Olympia — Washington state will deliver more highway projects with federal American Recovery and Reinvestment Act funds than first envisioned, because of the recent trend toward lower construction bids.
As of June 1, the Washington State Department of Transportaiton has awarded 15 state stimulus contracts worth $64 million, averaging 21% below estimates. Between July 1, 2008, and April 30, 2009, WSDOT awarded 115 contracts, 100 of which came in an average of 29.5 % below cost estimates.
These low bids reverse a trend from 2004 to 2008, when inflation in the cost of highway project construction caused cost escalations of 42 percent.
Contractor bids on city and county stimulus projects around the state are also coming in lower than expected.
To date, 63% of the local recovery funding has been obligated, with 15 projects awarded and 43 projects now being advertised for bids. Most of Washington’s 147 local highway projects were awarded by the end of June.
Approximately $10 million in local stimulus money is available to fund additional projects due to lower than expected bid results on 15 awarded local projects.
The transportation department will begin applying federal stimulus funds to a secondary list of more than $80 million in projects identified by Governor Chris Gregoire and the Legislature as projects that WSDOT could advance if stimulus funding became available. The first of these projects to receive funding is the Interstate 90-Moses Lake paving project. This nearly $5 million undertaking will begin in early August and be completed by October 2009.
Eugene Area Rapid Transit System Receives Stimulus Dollar Boost
Eugene — The Lane Transit District’s Gateway EmX project, received $2.9 million in funds from the American Recovery and Reinvestment Act to enhance rapid bus transit in Lane County.
The ARRA funding is contributing to the “Gateway EmX Extension”, which will extend the existing EmX service to the Gateway area of Springfield. When the new service becomes operational, each EmX vehicle will travel the entire route from downtown Eugene to downtown Springfield to the Gateway area, and back again.
The $41 million project will create 400 jobs during its two-year construction phase and will improve the transportation system in Eugene-Springfield. Ninety-three percent of the cost will be funded by federal and state construction dollars, including $5.4 million from ConnectOregon I grants. LTD is investing a local match of nearly $3 million.
Community Grants Improve Local Water Systems Throughout State
Salem — The Oregon Economic and Community Development Department (OECDD) awarded federal recovery funds to 18 Oregon community water systems totaling $27.8 million to help construct and improve to drinking water systems across the state.
The Department combined the $27.8 million if federal funding from ARRA with $13.9 million in existing state funds and local funds to help finance 18 projects with a total value of $45.2 million. Overall, more than 50% of the Safe Drinking Water funds awarded will go to local community water systems in the form of grants or forgivable loans. The remaining amounts were loaned to the communities for 20 years at a 3% interest rate.

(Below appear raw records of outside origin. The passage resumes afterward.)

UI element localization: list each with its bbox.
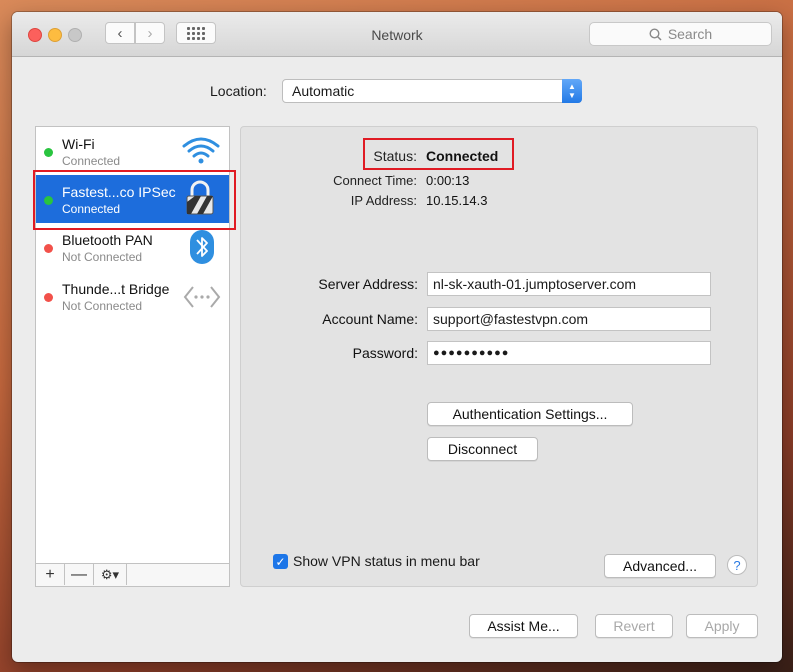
server-address-label: Server Address: — [318, 276, 418, 292]
location-value: Automatic — [292, 83, 355, 99]
revert-button[interactable]: Revert — [595, 614, 673, 638]
titlebar: ‹ › Network Search — [12, 12, 782, 57]
service-status: Not Connected — [62, 250, 143, 264]
service-item-bluetooth[interactable]: Bluetooth PAN Not Connected — [36, 223, 229, 271]
action-menu-button[interactable]: ⚙▾ — [94, 564, 127, 585]
service-name: Bluetooth PAN — [62, 232, 153, 248]
password-label: Password: — [352, 345, 418, 361]
service-status: Connected — [62, 154, 121, 168]
advanced-button[interactable]: Advanced... — [604, 554, 716, 578]
show-vpn-status-label: Show VPN status in menu bar — [293, 553, 480, 569]
show-vpn-status-checkbox[interactable]: ✓ — [273, 554, 288, 569]
ip-address-value: 10.15.14.3 — [426, 193, 488, 208]
status-dot — [44, 148, 53, 157]
account-name-label: Account Name: — [322, 311, 418, 327]
add-service-button[interactable]: + — [36, 564, 65, 585]
apply-button[interactable]: Apply — [686, 614, 758, 638]
disconnect-button[interactable]: Disconnect — [427, 437, 538, 461]
status-dot — [44, 293, 53, 302]
connect-time-value: 0:00:13 — [426, 173, 470, 188]
service-item-thunderbolt-bridge[interactable]: Thunde...t Bridge Not Connected — [36, 272, 229, 320]
network-preferences-window: ‹ › Network Search Location: Automatic ▲… — [12, 12, 782, 662]
select-arrows-icon: ▲ ▼ — [562, 79, 582, 103]
bluetooth-icon — [190, 230, 214, 264]
server-address-field[interactable]: nl-sk-xauth-01.jumptoserver.com — [427, 272, 711, 296]
connect-time-label: Connect Time: — [333, 173, 417, 188]
password-field[interactable]: ●●●●●●●●●● — [427, 341, 711, 365]
location-label: Location: — [210, 83, 267, 99]
service-status: Not Connected — [62, 299, 143, 313]
search-icon — [649, 27, 662, 41]
authentication-settings-button[interactable]: Authentication Settings... — [427, 402, 633, 426]
account-name-field[interactable]: support@fastestvpn.com — [427, 307, 711, 331]
annotation-highlight-status — [363, 138, 514, 170]
service-item-wifi[interactable]: Wi-Fi Connected — [36, 127, 229, 175]
search-input[interactable]: Search — [589, 22, 772, 46]
bridge-icon — [183, 286, 221, 308]
wifi-icon — [182, 137, 220, 164]
service-name: Thunde...t Bridge — [62, 281, 170, 297]
help-button[interactable]: ? — [727, 555, 747, 575]
assist-me-button[interactable]: Assist Me... — [469, 614, 578, 638]
vpn-details-panel: Status: Connected Connect Time: 0:00:13 … — [240, 126, 758, 587]
location-select[interactable]: Automatic ▲ ▼ — [282, 79, 582, 103]
remove-service-button[interactable]: — — [65, 564, 94, 585]
annotation-highlight-service — [33, 170, 236, 230]
service-name: Wi-Fi — [62, 136, 95, 152]
status-dot — [44, 244, 53, 253]
search-placeholder: Search — [667, 26, 713, 42]
checkmark-icon: ✓ — [275, 554, 286, 569]
ip-address-label: IP Address: — [350, 193, 417, 208]
service-list-controls: + — ⚙▾ — [36, 563, 229, 586]
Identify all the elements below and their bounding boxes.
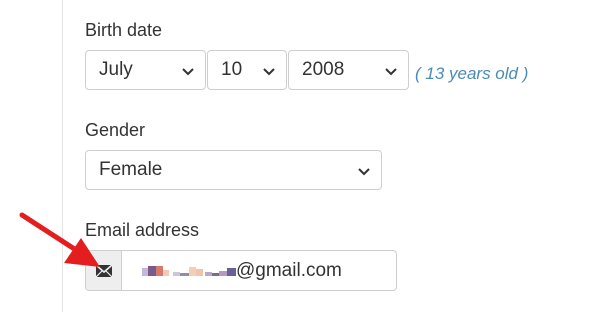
- profile-form: Birth date July 10 2008 ( 13 years old )…: [0, 0, 613, 312]
- email-input-group: @gmail.com: [85, 250, 397, 291]
- birth-day-select[interactable]: 10: [207, 50, 287, 90]
- chevron-down-icon: [182, 68, 194, 76]
- chevron-down-icon: [263, 68, 275, 76]
- age-note: ( 13 years old ): [415, 64, 529, 83]
- birth-date-label: Birth date: [85, 20, 163, 40]
- gender-label: Gender: [85, 120, 146, 140]
- redaction-pixelation: [142, 266, 236, 276]
- chevron-down-icon: [385, 68, 397, 76]
- birth-day-value: 10: [221, 59, 243, 80]
- birth-year-select[interactable]: 2008: [288, 50, 409, 90]
- birth-month-value: July: [99, 59, 133, 80]
- gender-value: Female: [99, 159, 163, 180]
- chevron-down-icon: [358, 168, 370, 176]
- email-field[interactable]: @gmail.com: [122, 251, 396, 290]
- birth-month-select[interactable]: July: [85, 50, 206, 90]
- annotation-arrow: [19, 212, 100, 267]
- gender-select[interactable]: Female: [85, 150, 382, 190]
- birth-year-value: 2008: [302, 59, 345, 80]
- email-visible-suffix: @gmail.com: [236, 259, 342, 281]
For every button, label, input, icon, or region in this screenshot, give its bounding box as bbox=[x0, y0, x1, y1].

OECDD staff reviewed 112 applications submitted from across the state. At least 20% of the funds provided have to be used for green infrastructure, water and energy efficiency improvements and other environmentally innovative projects.
Communities are expected to execute contracts by the end of July and federal requirements call for projects to be under construction no later than next March.
BR Receives Money to Improve Fish Habitat, Waterways
Washington, D.C. — A $1 billion economic “stimulus” package aims to help repair the West’s water infrastructure and help address long-term water supply challenges.
Of the $1 billion to be invested by the Bureau of Reclamation over the next year and a half, $125.2 million will be spent in the Pacific Northwest to make irrigation systems more efficient and provide critical fixes at federal salmon hatcheries in central Washington
About $50 million will go toward construction of Weber Siphon Complex, which will eliminate a water delivery bottleneck at the East Low Canal and Interstate 90 near Moses Lake, Wash. The siphons will assist in alleviating declining ground water tables and will reduce well-pump energy costs.